第8話 原作知識でおれは変わる

 そんな折、レイ・ウォーカーが戻ってきた。こちらの動きを察知しているかのように。


「レイ、やることができた。おれたちは帰るぞ」

「ああ。またなにか困り事があれば、このレイ・ウォーカーにお任せを」


 煙たく薄暗い部屋から出ていき、ふたりは外へ出る。

 相変わらずパトカーはサイレンを鳴らしているし、発砲音は至るところで聴こえてくる。


「あの男、嫌いだわ」


 ただ、ルキアはこの街に慣れきっている。自分に危害が及ばなければなんだって良いのだろう。

 カルエは肩をすくめ、苦笑いを浮かべた。


「そんな気がしてたよ。さて、早いところブラッドハウンズとブルームーンの抗争を傍観しよう」


 *


 ウィング・シティにも富裕層はいる。もっとも、ほとんどは悪事でカネを稼いだ者たちだ。でなければ、警察も消防隊もまともに機能していないこの街に暮らす理由がない。

 というわけで、夜遊びの時間だ。カルエとルキア30階建てのタワーマンションに来ていた。思わず見上げてしまう高さである。


「良い隠れ家だな。あの暴力主義者どものドンがいるとは思えない」

「まあ、私たちのやることも暴力主義だけどね」


 カルエとルキアは黒いバイク用のヘルメットを被り、スーツを着用している。黒いスーツの内側には、M2011という最新のハンドガンが入っており、威力は申し分ない。


「さて、ルキア。シックス・センスを試す時間だよ」

「なんだか貴方、言葉遣いが変わったわね……。まあ別に良いけど」


 まあ、勘付かれるのは仕方ない。暴かれることもないだろう。もし露呈しても、なにか問題があるとも思えない。

 と、考えを巡らせていると、


「護衛は2人ね。あのリムジンの中で待機してる。先に潰しとく?」

「いや、騒ぎを起こしたらあの野郎も気づくはずだ。降りてきたら始めよう」


 そんなわけで、ふたりはブラッドハウンズのボスが降りてくるのを待つ。


「ねえ、カルエ」

「なに?」

「貴方やっぱり変わったわよ。中の人格が誰かに乗っ取られてるみたい。計画を立ててその通りに動くなんて、貴方らしくないもの」


 カルエ・キャベンディッシュというキャラクターは、無鉄砲が売りだ。良く言えば度胸がある。悪く言えば脳筋。

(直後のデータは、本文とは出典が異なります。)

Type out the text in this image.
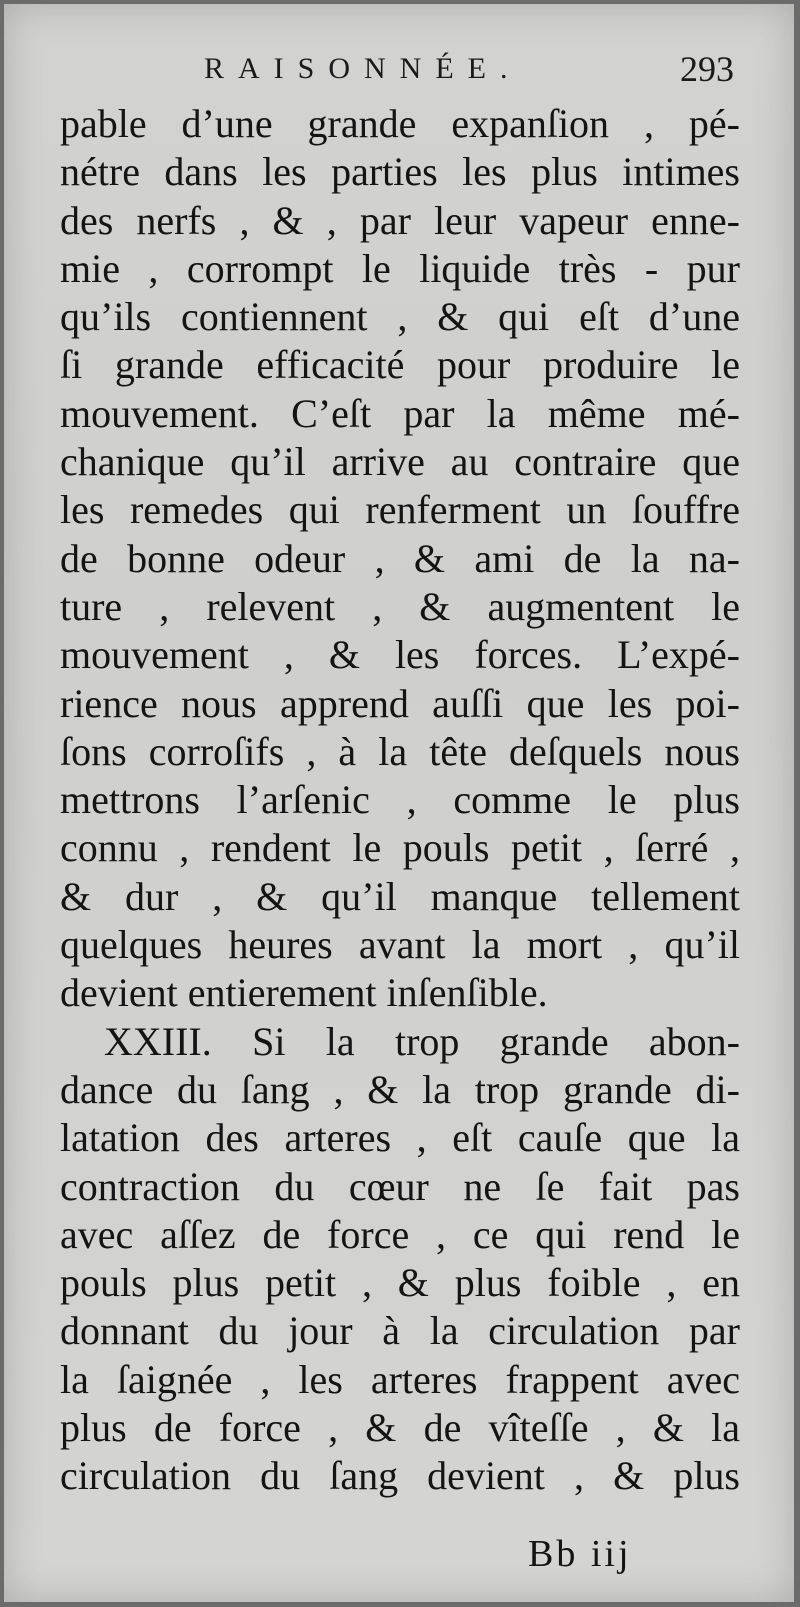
RAISONNÉE.	293
pable d’une grande expanſion , pé-
nétre dans les parties les plus intimes
des nerfs , & , par leur vapeur enne-
mie , corrompt le liquide très - pur
qu’ils contiennent , & qui eſt d’une
ſi grande efficacité pour produire le
mouvement. C’eſt par la même mé-
chanique qu’il arrive au contraire que
les remedes qui renferment un ſouffre
de bonne odeur , & ami de la na-
ture , relevent , & augmentent le
mouvement , & les forces. L’expé-
rience nous apprend auſſi que les poi-
ſons corroſifs , à la tête deſquels nous
mettrons l’arſenic , comme le plus
connu , rendent le pouls petit , ſerré ,
& dur , & qu’il manque tellement
quelques heures avant la mort , qu’il
devient entierement inſenſible.
XXIII. Si la trop grande abon-
dance du ſang , & la trop grande di-
latation des arteres , eſt cauſe que la
contraction du cœur ne ſe fait pas
avec aſſez de force , ce qui rend le
pouls plus petit , & plus foible , en
donnant du jour à la circulation par
la ſaignée , les arteres frappent avec
plus de force , & de vîteſſe , & la
circulation du ſang devient , & plus
Bb iij
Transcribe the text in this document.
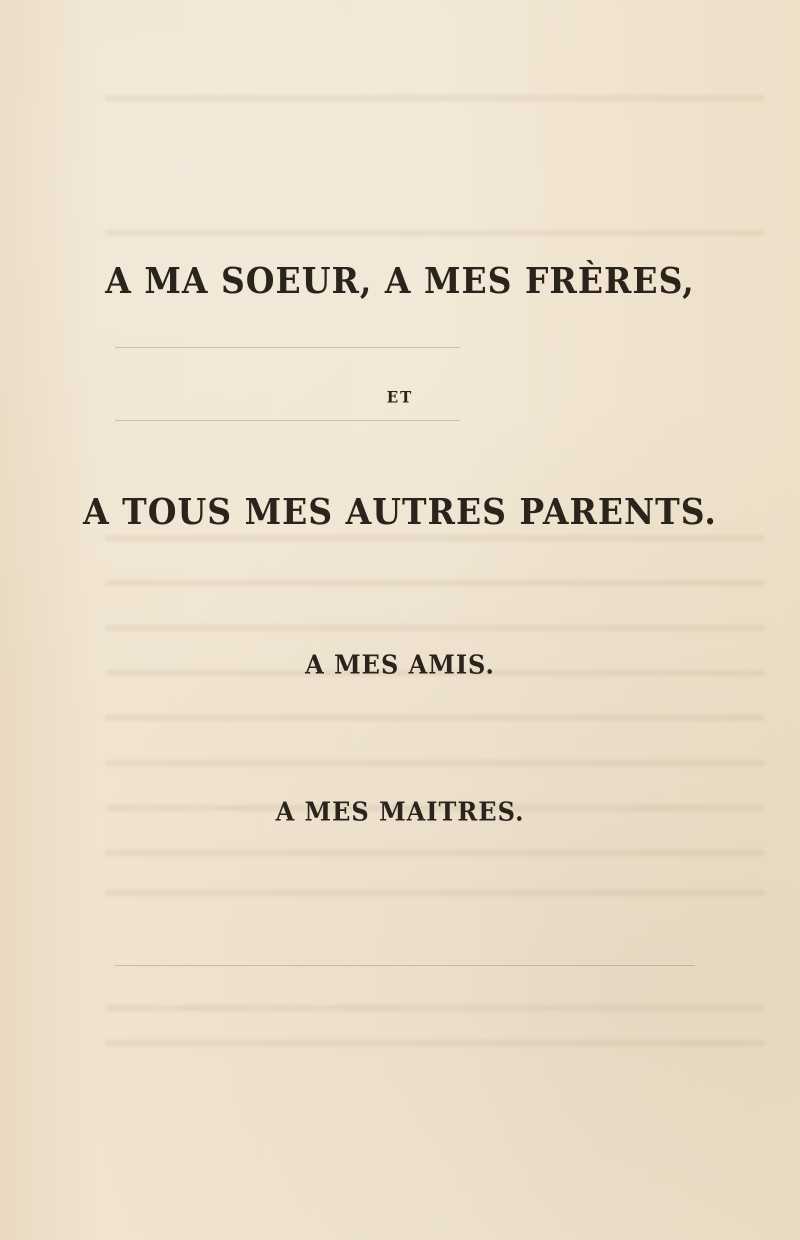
A MA SOEUR, A MES FRÈRES,

ET

A TOUS MES AUTRES PARENTS.

A MES AMIS.

A MES MAITRES.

 そんなカルエが、いきなり順序を立て始めたことを怪訝に思っているのだろう。カルエは(原作ではラスボス候補にもあげられていた)オルタナなんて知っているわけがないことも相まって、ルキアがそう思うのも無理はない。


「人間は変わり続けないと退化してくだけだぜ? おれだってしっかり成り上がりたいんだよ。もしこの世界に原作があるのなら、それすらもぶっ壊してさ」

「……ようやく貴方らしい言い草になったわね。それらしく振る舞ってるとも言えるけれど」

「どっちでも問題ないさ。で? ターゲットはいつ来そう?」

「もうエレベーターで降りてきてるわ。近づく?」

「そうだな」


 カルエとルキアは、ヘルメットの黒いシールドをおろし、脚をかがめて標的のもとへ詰め寄っていく。